How I ended up with a $1,365.67 AWS Lamda bill last month

I drank the Serverless/lambda coolaid. I read up about it at the suggestion of a friend, everything you read is rainbows and unicorns.

So I began moving a realtime analytics app I had running on 10 ec2 servers over to it.

The app basically does a bunch of polling on a number of different sources, for hundreds of social media profiles to match data and provide a unified dashboard.

The initial structure I came up with was as follows:

  1. Fast Workers - Which do most of the polling/checking profiles some as often as every 5 minutes to check for updates.
  2. Slow Workers - Which handle data processing queues.
  3. External APIs - Endpoints for returning data etc.
  4. Internal APIs - Endpoints for standardized functions that the functions all access.

This is the promise of Serverless computing right? Write functions, deploy, everything scales, live a happy life.

The devil, my friends, is in the fine print. The REAL costs for Serverless don’t lie in each invocation, they are in the cost/GB-second.

WTF is a gigabyte second you ask? Well, its kind of confusing. I too glazed over this cost, because in most cases it’s presented as an after thought, and the numbers are SO small it’s hard to even imagine them adding up.

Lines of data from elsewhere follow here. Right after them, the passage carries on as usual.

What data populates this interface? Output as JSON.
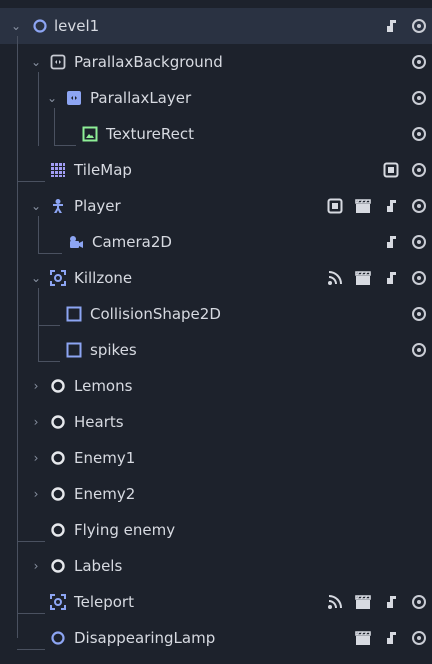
{
  "scene_tree": {
    "nodes": [
      {
        "label": "level1",
        "icon": "node-circle-icon",
        "expanded": true,
        "right": [
          "script-icon",
          "visibility-eye-icon"
        ]
      },
      {
        "label": "ParallaxBackground",
        "icon": "parallax-background-icon",
        "expanded": true,
        "right": [
          "visibility-eye-icon"
        ]
      },
      {
        "label": "ParallaxLayer",
        "icon": "parallax-layer-icon",
        "expanded": true,
        "right": [
          "visibility-eye-icon"
        ]
      },
      {
        "label": "TextureRect",
        "icon": "texture-rect-icon",
        "right": [
          "visibility-eye-icon"
        ]
      },
      {
        "label": "TileMap",
        "icon": "tilemap-icon",
        "right": [
          "group-icon",
          "visibility-eye-icon"
        ]
      },
      {
        "label": "Player",
        "icon": "character-body-icon",
        "expanded": true,
        "right": [
          "group-icon",
          "scene-clapper-icon",
          "script-icon",
          "visibility-eye-icon"
        ]
      },
      {
        "label": "Camera2D",
        "icon": "camera2d-icon",
        "right": [
          "script-icon",
          "visibility-eye-icon"
        ]
      },
      {
        "label": "Killzone",
        "icon": "area2d-icon",
        "expanded": true,
        "right": [
          "signal-icon",
          "scene-clapper-icon",
          "script-icon",
          "visibility-eye-icon"
        ]
      },
      {
        "label": "CollisionShape2D",
        "icon": "collision-shape-icon",
        "right": [
          "visibility-eye-icon"
        ]
      },
      {
        "label": "spikes",
        "icon": "collision-shape-icon",
        "right": [
          "visibility-eye-icon"
        ]
      },
      {
        "label": "Lemons",
        "icon": "node-circle-white-icon",
        "collapsed": true,
        "right": []
      },
      {
        "label": "Hearts",
        "icon": "node-circle-white-icon",
        "collapsed": true,
        "right": []
      },
      {
        "label": "Enemy1",
        "icon": "node-circle-white-icon",
        "collapsed": true,
        "right": []
      },
      {
        "label": "Enemy2",
        "icon": "node-circle-white-icon",
        "collapsed": true,
        "right": []
      },
      {
        "label": "Flying enemy",
        "icon": "node-circle-white-icon",
        "right": []
      },
      {
        "label": "Labels",
        "icon": "node-circle-white-icon",
        "collapsed": true,
        "right": []
      },
      {
        "label": "Teleport",
        "icon": "area2d-icon",
        "right": [
          "signal-icon",
          "scene-clapper-icon",
          "script-icon",
          "visibility-eye-icon"
        ]
      },
      {
        "label": "DisappearingLamp",
        "icon": "node-circle-icon",
        "right": [
          "scene-clapper-icon",
          "script-icon",
          "visibility-eye-icon"
        ]
      }
    ]
  },
  "colors": {
    "background": "#1d222c",
    "selected": "#2a3242",
    "node_blue": "#8da5f3",
    "area_blue": "#8da5f3",
    "texture_green": "#8eef97",
    "tilemap_purple": "#a29df5",
    "icon_gray": "#c9ccd4"
  }
}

From what I understand, it’s the size of the GB you want to use to process times the number of seconds your app runs.

From the Amazon website: $0.00001667 FOR EVERY GB-SECOND USED THEREAFTER?

Sounds REALLY small right?

So for example if your app has many worker functions like mine does (32 currently), and they are all running every 5-15 minutes, and they are running on intervals of 30-90 seconds (to avoid timeouts), well that can add up VERY quickly.

I’m still in the process refactoring my app to optimize for this showstopper. What I did immediately, was the things.

  1. Run functions less often. Many of the functions that were running every 2 or 5 minutes I changed to 15 minute intervals.
  2. Shortened unnecessarily long runtimes on some functions. However this one has been more tricky, as i’m still trying to figure out how to balance processing the queues without the function timing out prematurely.
  3. Moved away from my centralized internal API structure. All of my worker functions were using the internal APIs which I believe exponentially increased cost (I haven’t confirmed this yet).

Ultimately it may be more cost efficient to move most of my “worker” functions back to ec2 instances, and just scale those up as my data processing needs increase.

Maybe Serverless/Lambda is not the right use case for real-time apps??

Just wanted to share a word of caution if you’re considering moving from traditional servers to Serverless. While it’s very convenient to write simple functions and deploy, and scalability is nice. There are a couple of “gotchas” that are forcing me to consider moving back to a more traditional server structure.

They other annoyance I had last month was that I hit the “200 resource limit”. What this meant is that I had to break up my app (that is growing by a few functions/week) into various “micro services”.

It’s shocking to me that there aren’t more best practices around building scalable truly scalable serverless apps.

As a one-man boostrapped startup, all this may turn out to be more hassle than it’s worth. Still figuring it out.

Anyways - if you made it this far thanks for reading my rant :).

And if you have any suggestions for refactoring to reduce costs, or how you structure your Serverless app with many functions I’d love to hear about it!

Have you looked at AWS Batch? That may be closer to your use case. At least for data processing. You could also try writing lighter weight functions for endpoints.

1 Like

One quick thing to look at that I don’t know if you have is if your lambda execution times are way below 100ms consider decreasing the size of the functions a notch. Since you get billed per 100ms, if you are using a 1024 size and execution finishes way below 100ms, by using smaller Lambdas that still finish under 100ms you are reducing your GB-second amount.

In the same toke, if your Lambdas are taking a lot MORE than 100ms to run, look at tweaking the size again. You may have a sweet spot at a larger size that reduces execution time enough that overall you end up with a lower GB-second amount as well.

In case you are unfamiliar with what I am talking about, the memorySize configuration parameter can scale the size of your Lambda from 128MB all the way 3008MB with CPU scaling linearly along the way as well as cost.

3 Likes

Thanks yes - I took them all down to 256 which makes a huge difference.